Enforcement. Equality body. The Committee notes the Advocate of the Principle of Equality’s views that, due to significant under-reporting, the overall number of discrimination cases reported to its office remains very low: since 2007, only 21 cases of racial/ethnic discrimination have been reported, and all were closed as in none of them was racial discrimination established. The Advocate also indicates that the low number of complaints may also reflect the general lack of trust from victims of discrimination in the ability of the authorities to provide them with effective protection.

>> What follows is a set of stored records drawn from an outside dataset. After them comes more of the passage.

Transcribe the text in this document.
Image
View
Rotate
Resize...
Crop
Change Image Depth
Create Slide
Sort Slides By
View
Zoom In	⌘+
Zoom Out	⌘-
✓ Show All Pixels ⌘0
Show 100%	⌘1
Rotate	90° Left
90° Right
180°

The Committee also asks the Government to provide information on the measures taken to improve access of migrant workers to enforcement mechanisms, including the Advocate of the Principle of Equality, and obtain remedies, and to reduce under-reporting of discrimination cases. The Committee asks the Government to continue to provide information on the enforcement of the equal treatment and non-discrimination legislation with respect to migrant workers, including any cases brought by migrant workers to the courts or to the office of the Advocate, and the outcome of these cases.